Independent contractors also cultivate relationships and work directly with employers through site visits, assessing essential functions of the job from a first-person environmental scan and then can pre-screenings potential candidates to ensure the best match for all parties. This element is a huge missing piece of the existing overall employment services puzzle, and more than finding the funding to deliver these services, the most critical part of creating a sustainable effort. Creating these types of local efforts will almost have to start from scratch, because government consolidation of employment programs/funding for people with mild & significant disabilities has forced small organizations and independent entities to either close or serve private clients to survive.
Working towards the creation of a post-DisLabeled world
When looking at civil rights and equal protections under the law as it applies to other recognized minorities, one does not find health care provided for one racial group, but not another. Our rights to religious freedom are guaranteed equally for believers and non-believers alike. Most citizens living in progressive social democracies would not tolerate any such blatant, preferential treatment or limitation of rights by correctly seeing this as inherently prejudicial and unfair.

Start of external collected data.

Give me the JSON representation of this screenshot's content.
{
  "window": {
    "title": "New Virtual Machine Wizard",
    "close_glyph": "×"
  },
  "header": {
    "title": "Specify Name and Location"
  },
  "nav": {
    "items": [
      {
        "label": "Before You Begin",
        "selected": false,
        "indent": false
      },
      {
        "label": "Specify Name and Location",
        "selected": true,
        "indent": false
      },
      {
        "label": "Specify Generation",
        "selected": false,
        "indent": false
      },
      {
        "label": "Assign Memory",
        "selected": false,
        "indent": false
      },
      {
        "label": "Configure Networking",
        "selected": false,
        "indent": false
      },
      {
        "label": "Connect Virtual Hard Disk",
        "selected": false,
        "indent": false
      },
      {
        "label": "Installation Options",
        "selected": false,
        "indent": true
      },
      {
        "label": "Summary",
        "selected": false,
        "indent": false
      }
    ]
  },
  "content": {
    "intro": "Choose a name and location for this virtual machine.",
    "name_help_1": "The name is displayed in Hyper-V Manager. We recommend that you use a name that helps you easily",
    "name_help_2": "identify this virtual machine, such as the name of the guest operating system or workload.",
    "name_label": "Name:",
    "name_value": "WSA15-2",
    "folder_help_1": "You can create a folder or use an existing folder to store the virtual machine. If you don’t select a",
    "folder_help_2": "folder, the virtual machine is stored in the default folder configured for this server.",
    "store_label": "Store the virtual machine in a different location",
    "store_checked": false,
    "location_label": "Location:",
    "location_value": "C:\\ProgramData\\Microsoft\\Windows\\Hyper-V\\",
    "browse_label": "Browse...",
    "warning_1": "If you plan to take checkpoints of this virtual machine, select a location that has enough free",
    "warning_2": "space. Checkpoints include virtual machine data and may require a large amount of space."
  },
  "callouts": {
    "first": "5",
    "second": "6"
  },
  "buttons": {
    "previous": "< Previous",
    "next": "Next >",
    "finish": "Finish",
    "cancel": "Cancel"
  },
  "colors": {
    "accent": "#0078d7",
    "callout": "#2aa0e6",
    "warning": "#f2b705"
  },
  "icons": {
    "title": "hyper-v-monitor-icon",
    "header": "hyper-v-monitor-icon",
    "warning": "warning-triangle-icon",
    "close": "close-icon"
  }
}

But within the American system of employment, health care, housing, and educational services, adults with disabilities have tolerated being categorized into a two-tier caste system of services based on governmental definitions of “mild” and “significant” conditions that unnecessarily pits disability groups against each other in competing for ever-decreasing resources.
While we will never achieve a completely post-DisLabeled society, it is possible to provide services in an equitable & responsible manner through automatic recognition of all disabilities (defined in DSM-IV R & ADAA) for service/accommodation eligibility.
Rather than wait for this to happen on its own, it is up to adults who have disabilities to begin their own community organizations/campaigns that take this issue to the general public. There has not been a universal cry for reform from our own mouths. We have not had our historical Selma March moment that galvanized us as a people-not as special interest subgroups-but as a constituency to be paid attention to, that can impact elections, influence corporate branding, and realize our potential to be included in all areas of civic planning and discourse.
The generation of pioneers who helped in the passage of ADA have not recruited this generation of PwD. Their work is unfinished and it is now the work of all of us with disability to push the Mission of social justice, inclusion and equity forward. Until we work with all hands joined in common cause, we can’t be satsified with continued exclusions, limitations or segregations of any person with a recognized disabling condition from the most basic of services or reasonable adjustment considerations due to MisLabeling misuse/abuse.